© JUNGE FREIHEIT Verlag GmbH & Co. www.jungefreiheit.de 47/06 17. November 2006

Frisch gepresst

Volksdeutsche. Die ersten beiden Beiträge des vom Warschauer Historiker Jerzy Kochanowski und seiner Kollegin Maike Sach vom dortigen Deutschen Historischen Institut (DHI) herausgegebenen Bandes über "Die 'Volksdeutschen' in Polen, Frankreich, Ungarn und der Tschechoslowakei" (Fibre Verlag, Osnabrück 2006, 431 Seiten, gebunden, 35 Euro) sollte man schnell überblättern. Denn hier verbreiten zwei ideologische Handlanger, Ingo Haar vom Berliner Zentrum für Antisemitismusforschung und der für das Haus der Wannseekonferenz tätige Gerhard Wolf, wofür sie bezahlt werden: Desinformation und falsches Bewußtsein.

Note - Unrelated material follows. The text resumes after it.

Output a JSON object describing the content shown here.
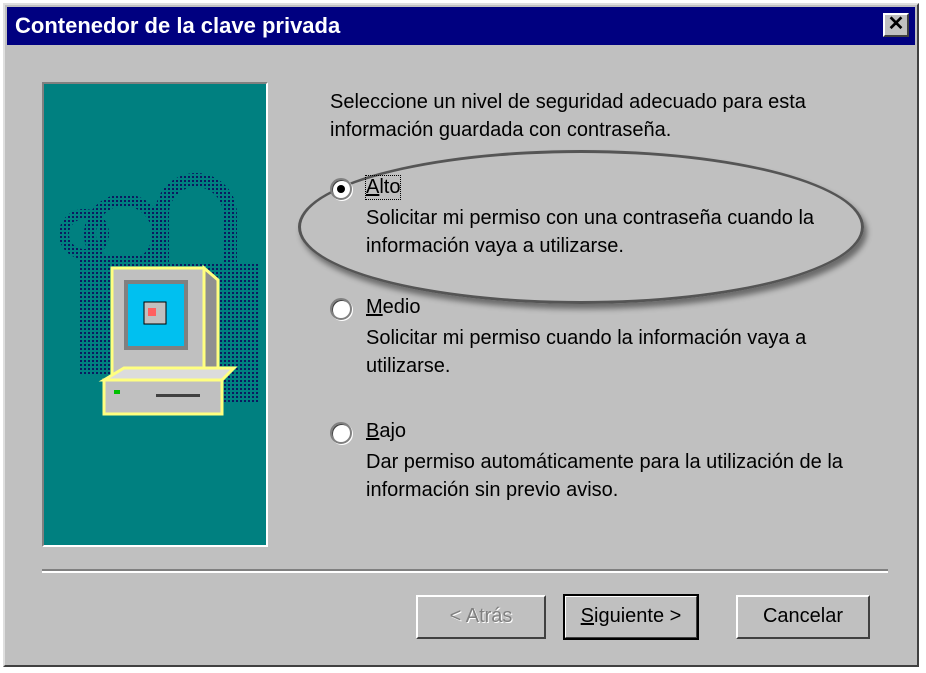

Haar versucht im Rahmen seiner Ausführungen über die "sozialbiologische Gruppenkonstruktion" der Vertriebenen die Mär zu erzählen, die Vertreibung sei eine "unvermeidliche Reaktion" auf die "NS-Genozidpolitik" und nicht etwa Folge des "radikalen Nationalismus slawischer Völker". Wolf präsentiert die deutsche Volksgruppe in Polen mittels erzkommunistischer Agitprop-Erzeugnisse zu deren angeblicher "Diversionstätigkeit am Vorabend der Hitlerfaschistischen Aggression" als "5. Kolonne". Dem US-Chinesen Winston W. Chu bleibt es mit seiner freilich nicht über Otto Heikes alte Arbeiten hinausgelangenden Studie zur deutsche Minderheit in Polen zwischen 1919 und 1939 vorbehalten, in mehr wissenschaftliches Fahrwasser zu steuern. Soweit es nicht die deutsch-polnischen Beziehungen angeht, herrscht diese Sachlichkeit ansonsten vor, auch in den Beiträgen über die Slowakei- wie über die "Reichs- und Sudetendeutschen". Zu den peinlichsten Fehlern dieses Bandes zählt übrigens, daß Christiane Kohser-Spohn den mit Weltruhm bedeckten deutsch-jüdischen Mediävisten Harry Bresslau nicht nur falsch schreibt, sondern ihn uns als "Mediziner" vorstellt.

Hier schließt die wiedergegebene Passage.